Bruno Le Maire, qui connaît parfaitement l'Allemagne, n'a pas choisi un moment au hasard pour formuler son message.

Bruno Le Maire, qui connaît parfaitement l'Allemagne, n'a pas choisi un moment au hasard pour formuler son message. - Jean-François Monier - AFP

Dans une interview à Die Zeit, le ministre français de l'Économie déclare que l'Allemagne devrait augmenter les salaires et investir davantage à dans les infrastructures. Une opinion proche de celle des sociaux-démocrates allemands en pleine négociation avec Angela Merkel pour constituer une nouvelle coalition.

Bruno Le Maire s'est immiscé à sa manière ce mercredi dans les difficiles négociations gouvernementales en cours en Allemagne en réclamant que le pays desserre les cordons de la bourse.

La France a entrepris des efforts pour réformer son économie et réduire les dépenses publiques et "nous attendons de la part de l'Allemagne qu'elle se joigne au mouvement, en menant une politique salariale plus offensive et en investissant plus", a déclaré le ministre de l'Économie dans une interview diffusée mercredi par l'hebdomadaire allemand Die Zeit. "Nous devons aller l'un vers l'autre", a-t-il ajouté.

Un moment choisi avec soin

Le message n'est sur le fond pas nouveau. La France se plaint de longue date que l'Allemagne, première économie européenne qui accumule les excédents commerciaux et budgétaires, ne soutienne pas davantage à ses yeux la croissance de l'ensemble du continent en dépensant plus.

Mais le moment choisi par le ministre français, très bon connaisseur de l'Allemagne, est particulier. Bruno Le Maire s'est exprimé alors que conservateurs et sociaux-démocrates sont engagés dans la dernière ligne droite de leurs tractations pour tenter de forger un nouveau gouvernement. Elles doivent s'achever jeudi soir.

Plus de trois mois après les élections législatives marquées par la poussée de l'extrême droite et le repli des formations traditionnelles, la chancelière au pouvoir depuis 12 ans n'est toujours pas parvenue à trouver une majorité à la chambre des députés pour un nouveau mandat.

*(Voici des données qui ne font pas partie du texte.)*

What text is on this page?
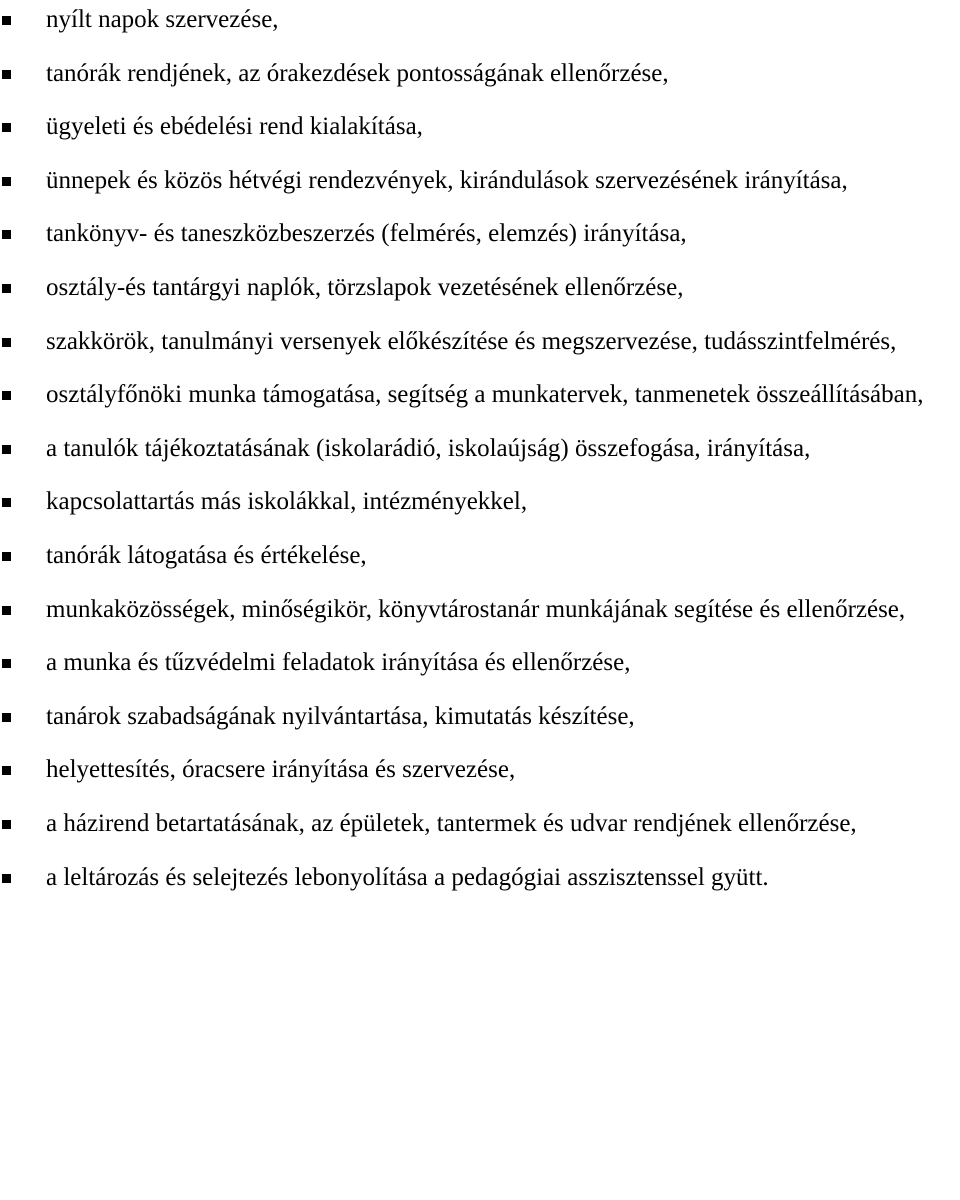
nyílt napok szervezése,
tanórák rendjének, az órakezdések pontosságának ellenőrzése,
ügyeleti és ebédelési rend kialakítása,
ünnepek és közös hétvégi rendezvények, kirándulások szervezésének irányítása,
tankönyv- és taneszközbeszerzés (felmérés, elemzés) irányítása,
osztály-és tantárgyi naplók, törzslapok vezetésének ellenőrzése,
szakkörök, tanulmányi versenyek előkészítése és megszervezése, tudásszintfelmérés,
osztályfőnöki munka támogatása, segítség a munkatervek, tanmenetek összeállításában,
a tanulók tájékoztatásának (iskolarádió, iskolaújság) összefogása, irányítása,
kapcsolattartás más iskolákkal, intézményekkel,
tanórák látogatása és értékelése,
munkaközösségek, minőségikör, könyvtárostanár munkájának segítése és ellenőrzése,
a munka és tűzvédelmi feladatok irányítása és ellenőrzése,
tanárok szabadságának nyilvántartása, kimutatás készítése,
helyettesítés, óracsere irányítása és szervezése,
a házirend betartatásának, az épületek, tantermek és udvar rendjének ellenőrzése,
a leltározás és selejtezés lebonyolítása a pedagógiai asszisztenssel gyütt.
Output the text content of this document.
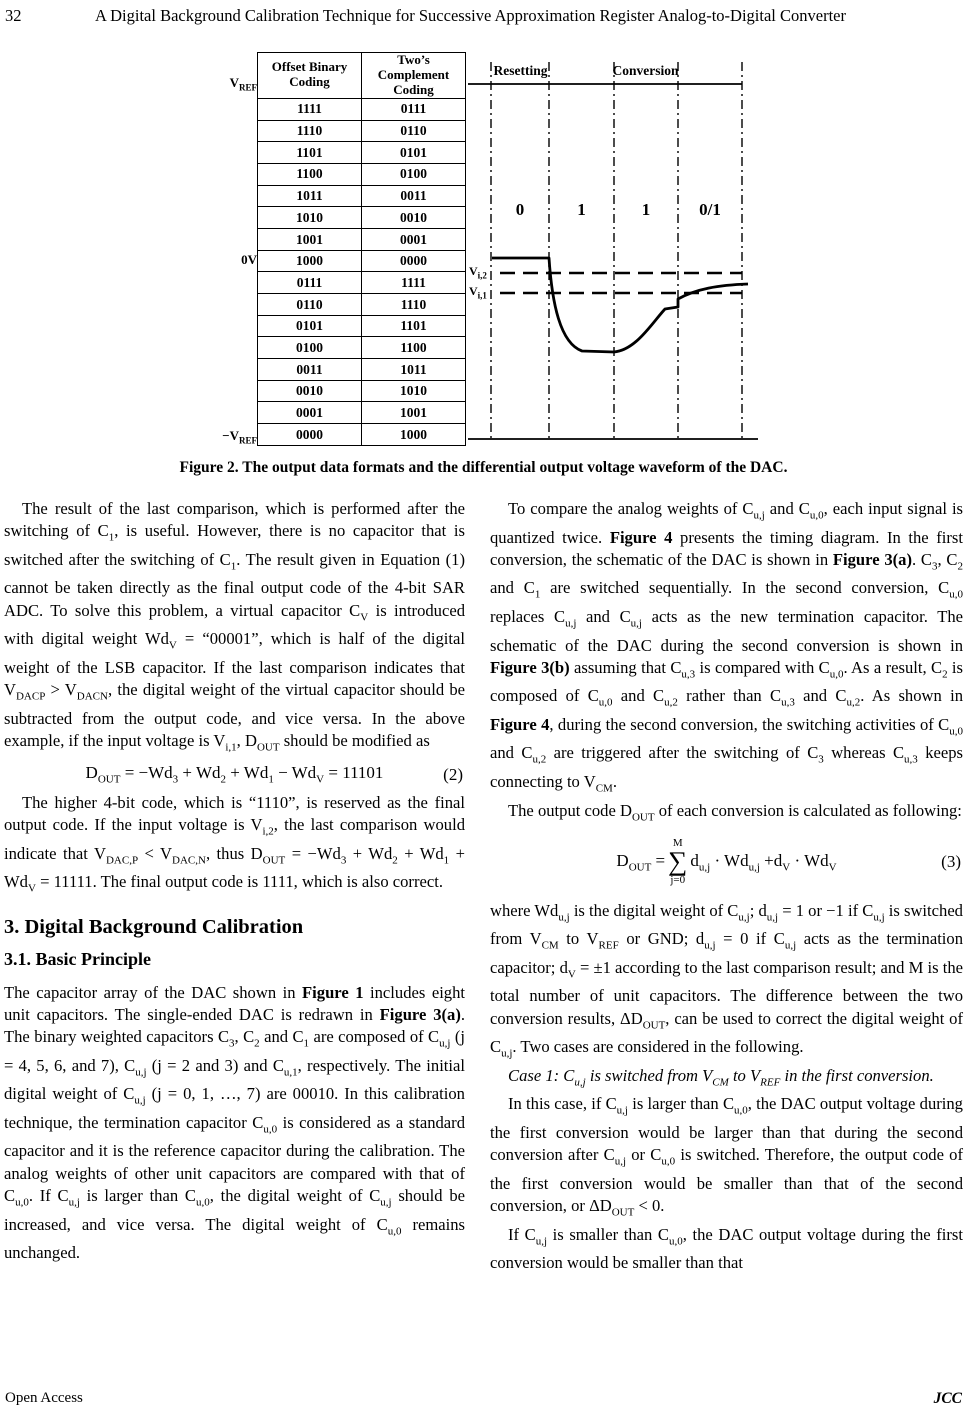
32	A Digital Background Calibration Technique for Successive Approximation Register Analog-to-Digital Converter
$V_{REF}$
0V
$-V_{REF}$
Offset Binary Coding	Two’s Complement Coding
1111	0111
1110	0110
1101	0101
1100	0100
1011	0011
1010	0010
1001	0001
1000	0000
0111	1111
0110	1110
0101	1101
0100	1100
0011	1011
0010	1010
0001	1001
0000	1000
Resetting	Conversion
0	1	1	0/1
$V_{i,2}$
$V_{i,1}$
Figure 2. The output data formats and the differential output voltage waveform of the DAC.

The result of the last comparison, which is performed after the switching of $C_1$, is useful. However, there is no capacitor that is switched after the switching of $C_1$. The result given in Equation (1) cannot be taken directly as the final output code of the 4-bit SAR ADC. To solve this problem, a virtual capacitor $C_V$ is introduced with digital weight $Wd_V$ = “00001”, which is half of the digital weight of the LSB capacitor. If the last comparison indicates that $V_{DACP} > V_{DACN}$, the digital weight of the virtual capacitor should be subtracted from the output code, and vice versa. In the above example, if the input voltage is $V_{i,1}$, $D_{OUT}$ should be modified as

$D_{OUT} = -Wd_3 + Wd_2 + Wd_1 - Wd_V = 11101$	(2)

The higher 4-bit code, which is “1110”, is reserved as the final output code. If the input voltage is $V_{i,2}$, the last comparison would indicate that $V_{DAC,P} < V_{DAC,N}$, thus $D_{OUT} = -Wd_3 + Wd_2 + Wd_1 + Wd_V = 11111$. The final output code is 1111, which is also correct.

3. Digital Background Calibration
3.1. Basic Principle

The capacitor array of the DAC shown in Figure 1 includes eight unit capacitors. The single-ended DAC is redrawn in Figure 3(a). The binary weighted capacitors $C_3$, $C_2$ and $C_1$ are composed of $C_{u,j}$ (j = 4, 5, 6, and 7), $C_{u,j}$ (j = 2 and 3) and $C_{u,1}$, respectively. The initial digital weight of $C_{u,j}$ (j = 0, 1, …, 7) are 00010. In this calibration technique, the termination capacitor $C_{u,0}$ is considered as a standard capacitor and it is the reference capacitor during the calibration. The analog weights of other unit capacitors are compared with that of $C_{u,0}$. If $C_{u,j}$ is larger than $C_{u,0}$, the digital weight of $C_{u,j}$ should be increased, and vice versa. The digital weight of $C_{u,0}$ remains unchanged.

To compare the analog weights of $C_{u,j}$ and $C_{u,0}$, each input signal is quantized twice. Figure 4 presents the timing diagram. In the first conversion, the schematic of the DAC is shown in Figure 3(a). $C_3$, $C_2$ and $C_1$ are switched sequentially. In the second conversion, $C_{u,0}$ replaces $C_{u,j}$ and $C_{u,j}$ acts as the new termination capacitor. The schematic of the DAC during the second conversion is shown in Figure 3(b) assuming that $C_{u,3}$ is compared with $C_{u,0}$. As a result, $C_2$ is composed of $C_{u,0}$ and $C_{u,2}$ rather than $C_{u,3}$ and $C_{u,2}$. As shown in Figure 4, during the second conversion, the switching activities of $C_{u,0}$ and $C_{u,2}$ are triggered after the switching of $C_3$ whereas $C_{u,3}$ keeps connecting to $V_{CM}$.

The output code $D_{OUT}$ of each conversion is calculated as following:

$D_{OUT}$ =
M
∑
j=0
$d_{u,j} \cdot Wd_{u,j} +d_V \cdot Wd_V$	(3)

where $Wd_{u,j}$ is the digital weight of $C_{u,j}$; $d_{u,j} = 1$ or −1 if $C_{u,j}$ is switched from $V_{CM}$ to $V_{REF}$ or GND; $d_{u,j} = 0$ if $C_{u,j}$ acts as the termination capacitor; $d_V = \pm 1$ according to the last comparison result; and M is the total number of unit capacitors. The difference between the two conversion results, $\Delta D_{OUT}$, can be used to correct the digital weight of $C_{u,j}$. Two cases are considered in the following.

Case 1: $C_{u,j}$ is switched from $V_{CM}$ to $V_{REF}$ in the first conversion.

In this case, if $C_{u,j}$ is larger than $C_{u,0}$, the DAC output voltage during the first conversion would be larger than that during the second conversion after $C_{u,j}$ or $C_{u,0}$ is switched. Therefore, the output code of the first conversion would be smaller than that of the second conversion, or $\Delta D_{OUT} < 0$.

If $C_{u,j}$ is smaller than $C_{u,0}$, the DAC output voltage during the first conversion would be smaller than that

Open Access	JCC
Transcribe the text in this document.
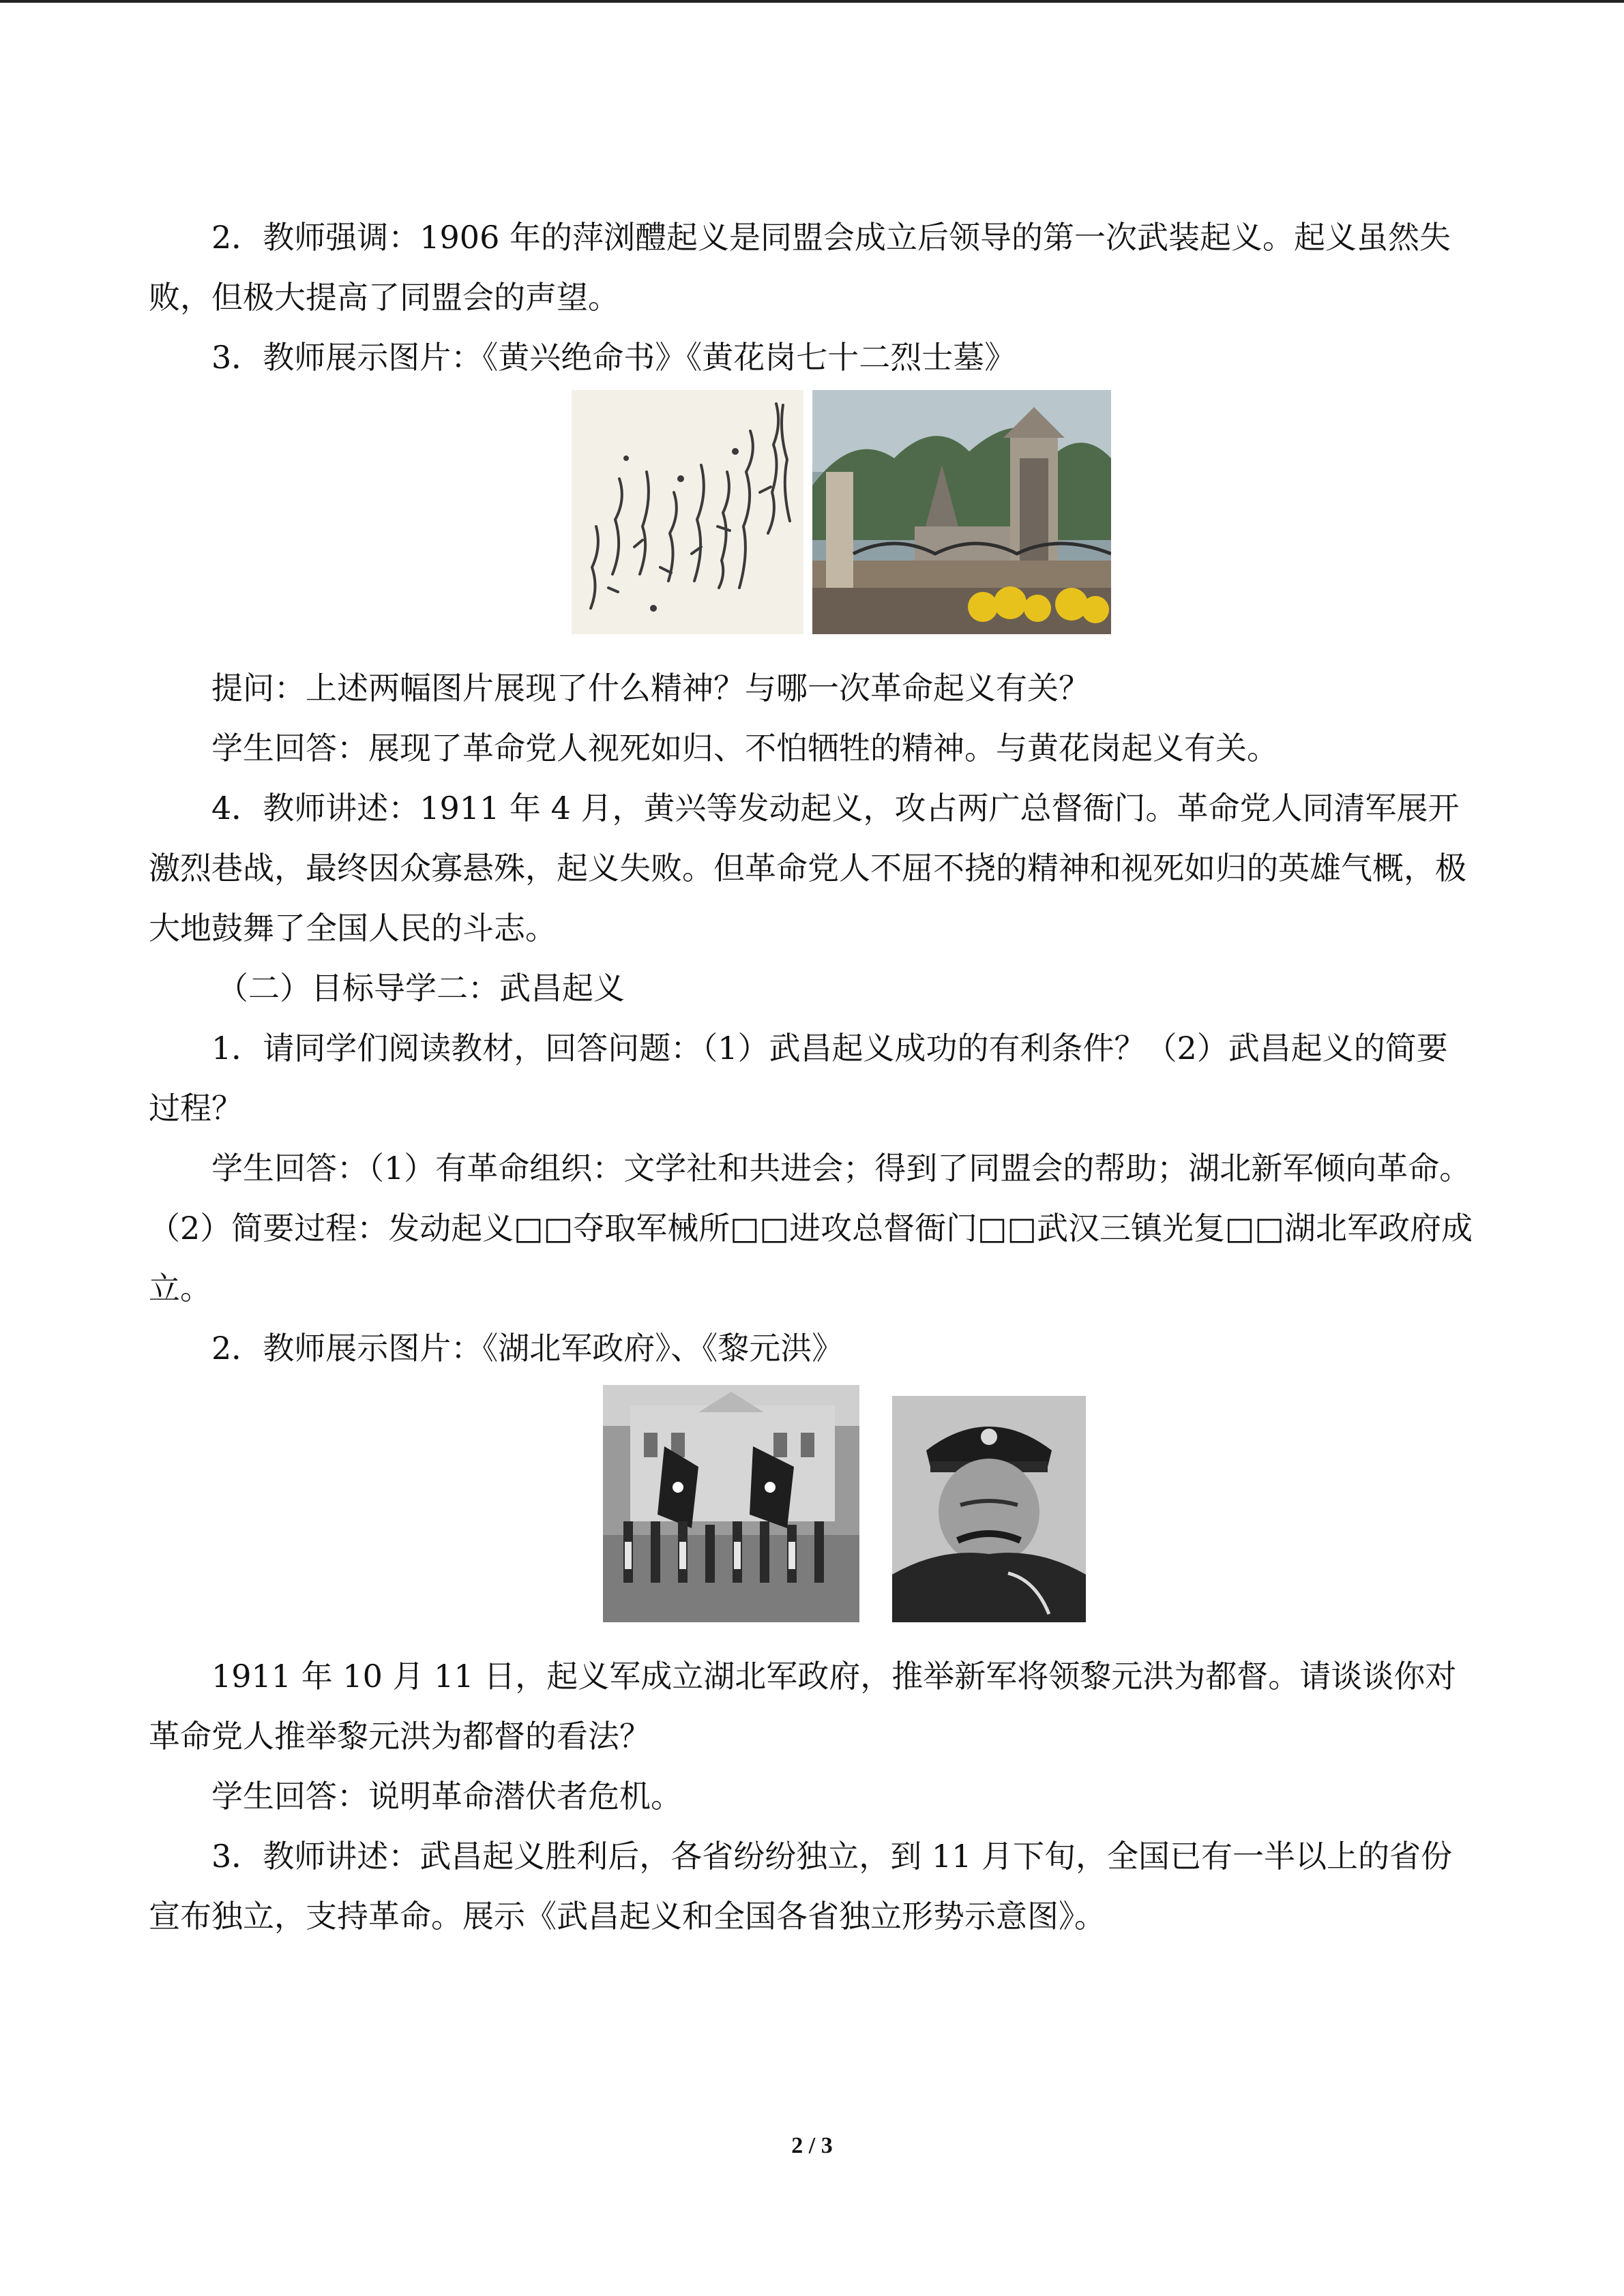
2．教师强调：1906 年的萍浏醴起义是同盟会成立后领导的第一次武装起义。起义虽然失败，但极大提高了同盟会的声望。

3．教师展示图片：《黄兴绝命书》《黄花岗七十二烈士墓》

提问：上述两幅图片展现了什么精神？与哪一次革命起义有关？

学生回答：展现了革命党人视死如归、不怕牺牲的精神。与黄花岗起义有关。

4．教师讲述：1911 年 4 月，黄兴等发动起义，攻占两广总督衙门。革命党人同清军展开激烈巷战，最终因众寡悬殊，起义失败。但革命党人不屈不挠的精神和视死如归的英雄气概，极大地鼓舞了全国人民的斗志。

（二）目标导学二：武昌起义

1．请同学们阅读教材，回答问题：（1）武昌起义成功的有利条件？（2）武昌起义的简要过程？

学生回答：（1）有革命组织：文学社和共进会；得到了同盟会的帮助；湖北新军倾向革命。（2）简要过程：发动起义□□夺取军械所□□进攻总督衙门□□武汉三镇光复□□湖北军政府成立。

2．教师展示图片：《湖北军政府》、《黎元洪》

1911 年 10 月 11 日，起义军成立湖北军政府，推举新军将领黎元洪为都督。请谈谈你对革命党人推举黎元洪为都督的看法？

学生回答：说明革命潜伏者危机。

3．教师讲述：武昌起义胜利后，各省纷纷独立，到 11 月下旬，全国已有一半以上的省份宣布独立，支持革命。展示《武昌起义和全国各省独立形势示意图》。

2 / 3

Un contexte social chargé en Allemagne

Surtout, le sujet de l'investissement public est au coeur des divergences entre les deux camps. Le SPD exige pour prix de son alliance des gages dans ce domaine ainsi qu'en matière de justice sociale. Les démocrates-chrétiens sont réservés. Très attachés à l'équilibre des comptes publics, ils jugent la marge de manoeuvre financière limitée. Les deux camps ont certes trouvé un accord intermédiaire mardi pour maintenir "au moins à leur niveau actuel" les investissements dans les transports, mais sans citer aucun chiffre.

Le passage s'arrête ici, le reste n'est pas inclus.